Prometheus_install En
Say you want to keep under observation things like a platform, operating system, how many times do you go to the bathroom during office hours, … for all those needs and many more, there are specific types of data that are better suited to represent, store and process this kind of information.
Prometheus defines counters, gauges and histograms as native metric types, that respectively represent values that increase, that can go up/down, and samples of observations.
From those very simple types you can model many things such as the latencies in your pings to a node on a network, memory consumption, times you do something, …
What is Prometheus
Prometheus is not one atomic thing, there are different components.
TSDB
Depending on the type of data, there are better ways to store it.
- SQL databases work well for relational data
- NoSQL works for non-relational data
- Key-value stores for fast retrieval of simple data models
There are many other examples, and the metric data types proposed above make no exceptions, hence a very important piece of the Prometheus platform is the TSDB that it packs.
TSDB stands for Time-Series Database and it is a kind of database that is optimized for timestamped metric data.
Query Language
PromQL, which stands for Prometheus Query Language is used to retrieve and manipulate the timeseries data stored in the TSDB, just like you use the Structured Query Language for your SQL-compatible database.
Tutorial
We’re gonna deploy a Prometheus service inside a podman container, that is defined as a podman-systemd.unit and managed as a user service unit.
Assumptions
- A containers.blog.jacket.lime machine at 192.168.126.12
- there is no local firewall active on the containers machine
- cloud-user on the containers machine
Please note also that I assume that this setup is used only inside a closed lab environment, as the cofiguration could be polished more to make the services more maintainable and secure.
Ingredients
dnf install podman
Also make sure that you have the one of the directories in the podman rootless unit search path in place:
$ mkdir -pv ~/.config/containers/systemd/
Whenever there’s something that you don’t know or you want to learn more about,
your first point of reference should be: man 5 podman-systemd.unit
Also it would be useful to add a ~/.config/containers/systemd/blogposts.network file with the following content:
[Network]
NetworkName=blogposts-network
This way, after a systemctl --user daemon-reload
, you’ll have a blogposts network that you can
share between your quadlets, so that they can see each other and resolve each other’s names.
You can see the network in the output of podman network list
.
Install a Prometheus podman-systemd.unit
The requirements for having a Prometheus service locally are quite small compared to other services.
You’ll need to decide which version of the software you want.
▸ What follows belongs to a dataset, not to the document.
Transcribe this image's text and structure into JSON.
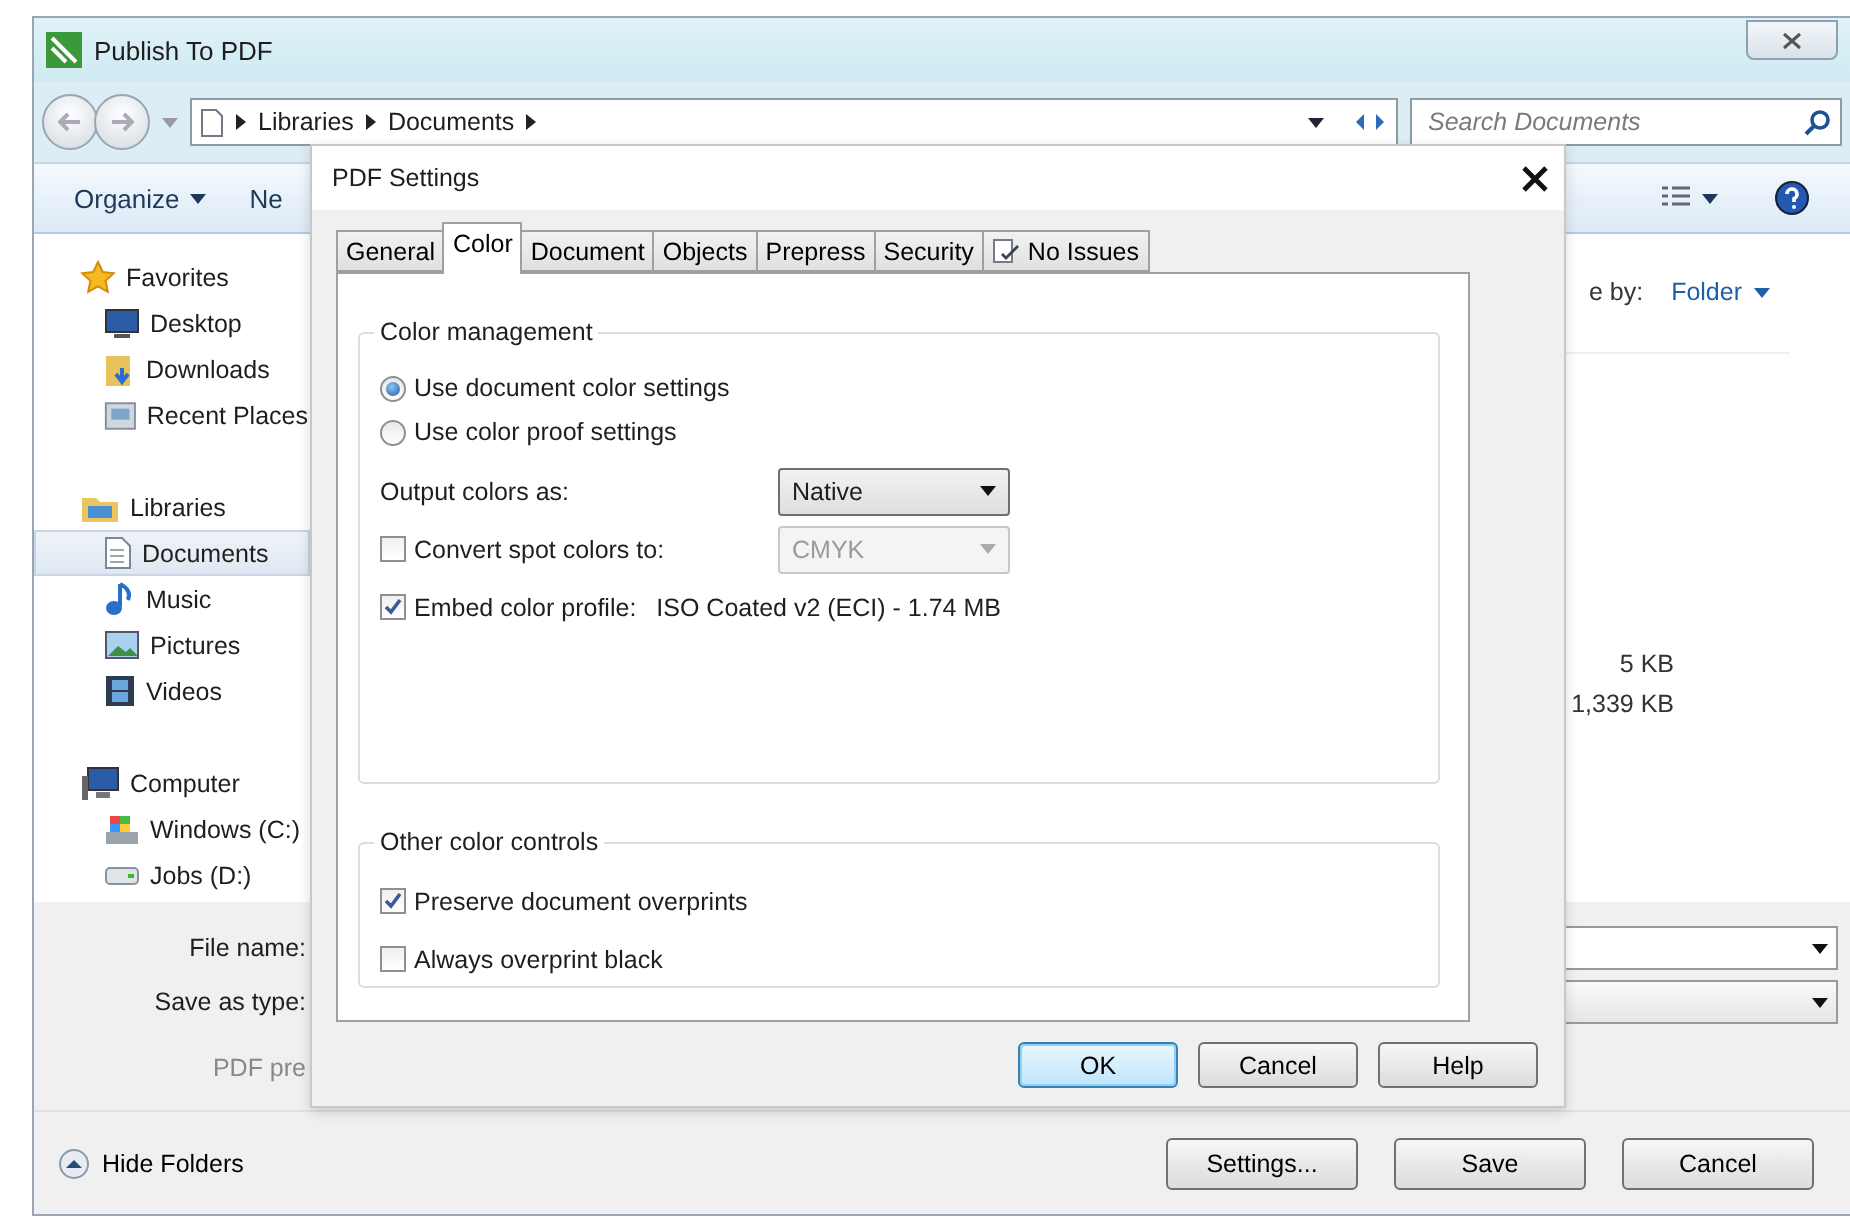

If you don’t know use the latest available version
by sticking to a specific (biggest) version tag, avoiding the tag latest:
If latest points to v3.5.0, then your command line is:
podman pull docker.io/prom/prometheus:v3.5.0
Also if you do this by hand, then podman-systemd will already have the image in the local registry, so you save some time during the first run of the service.
Then you need to decide if you want to save the metrics that Prometheus collects or not, and this is done by attaching or not a volume (named volume in my case) to the /prometheus path inside the container.
Another useful thing to do is to mount the configuration file, instead of baking it in the image.
This way the time to add a change is much smaller, compared to rebuilding the image every time.
I opted for a slightly dirty approach of putting an ./etc-prometheus/ folder inside the podman rootless unit search path,
with a prometheus.yml config file inside, for the benefit of having everything in the same place.
For now it only contains itself as a scraping target.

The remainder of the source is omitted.